Samuel Alito 2005 term statistics
| 4 | Majority or plurality | 3 | Concurrence | 0 | Other |
| 2 | Dissent | 0 | Concurrence/dissent | Total = | 9 |
| Bench opinions = 9 |  | Opinions relating to orders = 0 |  | In-chambers opinions = 0 |  |
| Unanimous opinions: 1 |  | Most joined by: Scalia, Thomas (6) |  | Least joined by: Stevens, Souter, Ginsburg, Breyer (2) |  |

| Type | Case | Citation | Issues | Joined by | Other opinions |
|  | Holmes v. South Carolina | 547 U.S. 319 (2006) | Rights of the accused • right to present evidence of third-party guilt | Unanimous |  |
Alito's first opinion on the Court ruled that it was unconstitutional for a criminal defendant's evidence of third-party guilt to be excluded based only on the strength of the prosecution's case. This standard was irrational because whether the prosecution's evidence was strong had no logical bearing on the reliability and probative value of the defendant's proffered evidence.

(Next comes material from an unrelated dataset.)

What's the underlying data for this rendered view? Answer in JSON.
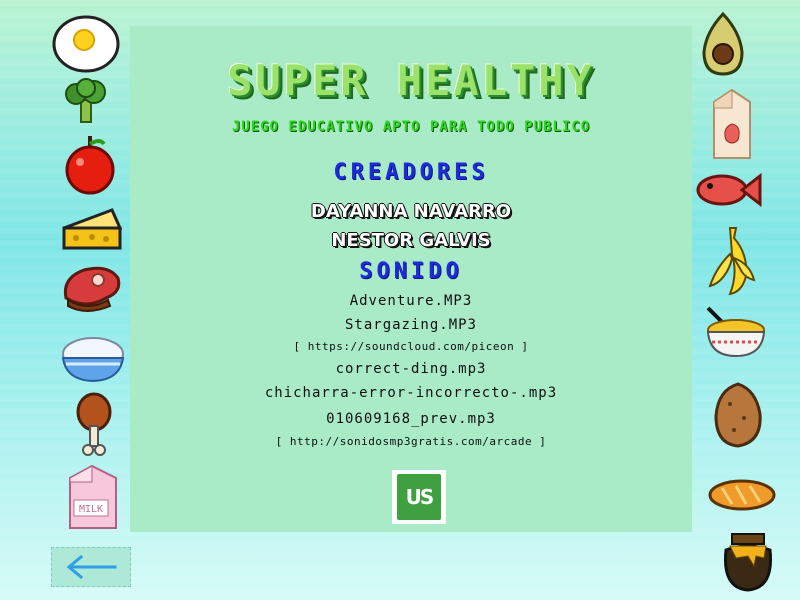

|  | Zedner v. United States | 547 U.S. 489 (2006) | Rights of the accused • Speedy Trial Act | Roberts, Stevens, Kennedy, Souter, Thomas, Ginsburg, Breyer; Scalia (in part) | / Scalia |
Alito's unanimous decision ruled that a criminal defendant cannot prospectively waive the protections of the Speedy Trial Act of 1974. Justice Scalia declined to join the portion of Alito's opinion addressing the Act's legislative history, and wrote a separate concurrence criticizing that method of statutory interpretation.
|  | Dixon v. United States | 548 U.S. 1 (2006) | Federal firearms law • rights of the accused • burden of proof on defense of duress | Scalia | / Stevens / Kennedy / Breyer |
Alito concurred in the Court's opinion and in its 7-2 judgment that a defendant charged with the federal crime of receiving a firearm while under indictment had the burden of proving the affirmative defense of duress. Alito wrote separately to express his understanding that the allocation of the burden would not vary from one federal criminal statute to another. The defendant had the burden at common law, and Alito did not believe Congress reassessed the burden with every new statutory enactment so that the allocation would impliedly follow the current legal trends.

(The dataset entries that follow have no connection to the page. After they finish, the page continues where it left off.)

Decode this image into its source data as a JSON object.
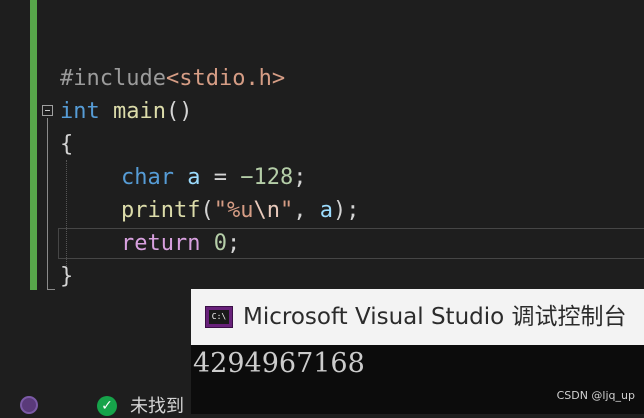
{
  "editor": {
    "lines": [
      {
        "tokens": [
          "#include",
          "<stdio.h>"
        ]
      },
      {
        "tokens": [
          "int",
          " ",
          "main",
          "()"
        ]
      },
      {
        "tokens": [
          "{"
        ]
      },
      {
        "tokens": [
          "char",
          " ",
          "a",
          " = ",
          "−128",
          ";"
        ]
      },
      {
        "tokens": [
          "printf",
          "(",
          "\"%u",
          "\\n",
          "\"",
          ", ",
          "a",
          ");"
        ]
      },
      {
        "tokens": [
          "return",
          " ",
          "0",
          ";"
        ]
      },
      {
        "tokens": [
          "}"
        ]
      }
    ]
  },
  "console": {
    "title": "Microsoft Visual Studio 调试控制台",
    "icon_label": "C:\\",
    "output": "4294967168"
  },
  "status": {
    "text": "未找到"
  },
  "watermark": "CSDN @ljq_up",
  "colors": {
    "keyword": "#569cd6",
    "function": "#dcdcaa",
    "variable": "#9cdcfe",
    "number": "#b5cea8",
    "string": "#d69d85",
    "control": "#d8a0df",
    "gutter_change": "#57a64a",
    "vs_purple": "#68217a"
  }
}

|  | Burlington, N. & S. F. R. Co. v. White | 548 U.S. 53 (2006) | Civil rights • Title VII |  | / Breyer |
Alito concurred in the Court's judgment, but disagreed with its reasoning.
|  | Woodford v. Ngo | 548 U.S. 81 (2006) | prisoners' rights • Prison Litigation Reform Act | Roberts, Scalia, Kennedy, Thomas | / Breyer / Stevens |
Alito's majority opinion ruled that the Prison Litigation Reform Act required administrative remedies to be properly exhausted before prison conditions could be challenged in federal court. Remedies that were unavailable only because they were time-barred were not properly exhausted.

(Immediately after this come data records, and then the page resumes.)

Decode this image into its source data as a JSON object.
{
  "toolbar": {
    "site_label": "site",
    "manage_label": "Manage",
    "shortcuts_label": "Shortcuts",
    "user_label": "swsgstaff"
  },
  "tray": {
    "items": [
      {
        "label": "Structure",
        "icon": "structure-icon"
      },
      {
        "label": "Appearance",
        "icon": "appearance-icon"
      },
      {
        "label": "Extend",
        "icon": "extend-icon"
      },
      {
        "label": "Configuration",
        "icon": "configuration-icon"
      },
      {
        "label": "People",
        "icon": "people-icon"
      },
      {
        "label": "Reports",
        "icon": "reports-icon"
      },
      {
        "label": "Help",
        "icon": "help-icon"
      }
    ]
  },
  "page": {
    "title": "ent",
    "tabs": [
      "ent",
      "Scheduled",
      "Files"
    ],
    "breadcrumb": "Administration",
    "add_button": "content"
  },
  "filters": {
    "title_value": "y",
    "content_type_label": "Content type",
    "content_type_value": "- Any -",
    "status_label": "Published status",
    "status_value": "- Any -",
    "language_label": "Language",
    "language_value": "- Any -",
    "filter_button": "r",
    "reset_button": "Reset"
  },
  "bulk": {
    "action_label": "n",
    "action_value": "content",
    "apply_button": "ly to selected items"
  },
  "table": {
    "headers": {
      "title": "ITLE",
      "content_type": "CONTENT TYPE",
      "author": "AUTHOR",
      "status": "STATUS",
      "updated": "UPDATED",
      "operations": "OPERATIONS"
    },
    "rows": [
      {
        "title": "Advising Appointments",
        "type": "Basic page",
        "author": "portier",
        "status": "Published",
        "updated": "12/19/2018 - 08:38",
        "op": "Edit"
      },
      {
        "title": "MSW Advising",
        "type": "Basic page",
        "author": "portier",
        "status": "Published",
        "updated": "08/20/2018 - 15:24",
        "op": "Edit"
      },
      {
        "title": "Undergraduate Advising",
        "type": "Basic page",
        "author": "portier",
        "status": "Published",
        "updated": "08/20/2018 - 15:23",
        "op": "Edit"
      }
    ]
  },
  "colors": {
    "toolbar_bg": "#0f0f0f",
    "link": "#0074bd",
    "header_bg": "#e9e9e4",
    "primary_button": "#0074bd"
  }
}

|  | United States v. Gonzalez-Lopez | 548 U.S. 140 (2006) | Rights of the accused • Sixth Amendment • right to counsel | Roberts, Kennedy, Thomas | / Scalia |
Alito's first dissent on the Court argued that the Court had misinterpreted the Sixth Amendment's protection of the right to counsel to protect a defendant's choice of counsel, when he believed the text and history of the Amendment indicated that it merely protected a defendant's right to assistance that was as effective as his choice of counsel would be. Even if it protected choice of counsel, it did not mean that violation of this right should be grounds for automatic reversal. Instead, because the Constitution lacked directives as to how such rights should be enforced, the Court should follow the Congressional directive to apply harmless error analysis.
|  | Randall v. Sorrell | 548 U.S. 230 (2006) | First Amendment • free speech • campaign finance reform |  | / Breyer / Kennedy / Thomas / Stevens / Souter |
Alito concurred in the Court's judgment, and concurred in the plurality's opinion in part.
|  | Arlington Central School Dist. Bd. of Ed. v. Murphy | 548 U.S. 291 (2006) | Civil rights • Individuals with Disabilities Education Act | Roberts, Scalia, Kennedy, Thomas | / Ginsburg / Souter / Breyer |
Alito wrote the five-justice majority for a 6–3 decision that prevailing parents under the Individuals with Disabilities Education Act were not entitled to an award of expert witness fees. Justices Souter and Breyer filed dissenting opinions.
|  | Hamdan v. Rumsfeld | 548 U.S. 557 (2006) |  | Scalia, Thomas (in part) | / Stevens / Kennedy / Breyer / Scalia / Thomas |
Alito also joined Scalia's dissent, and Thomas' in part.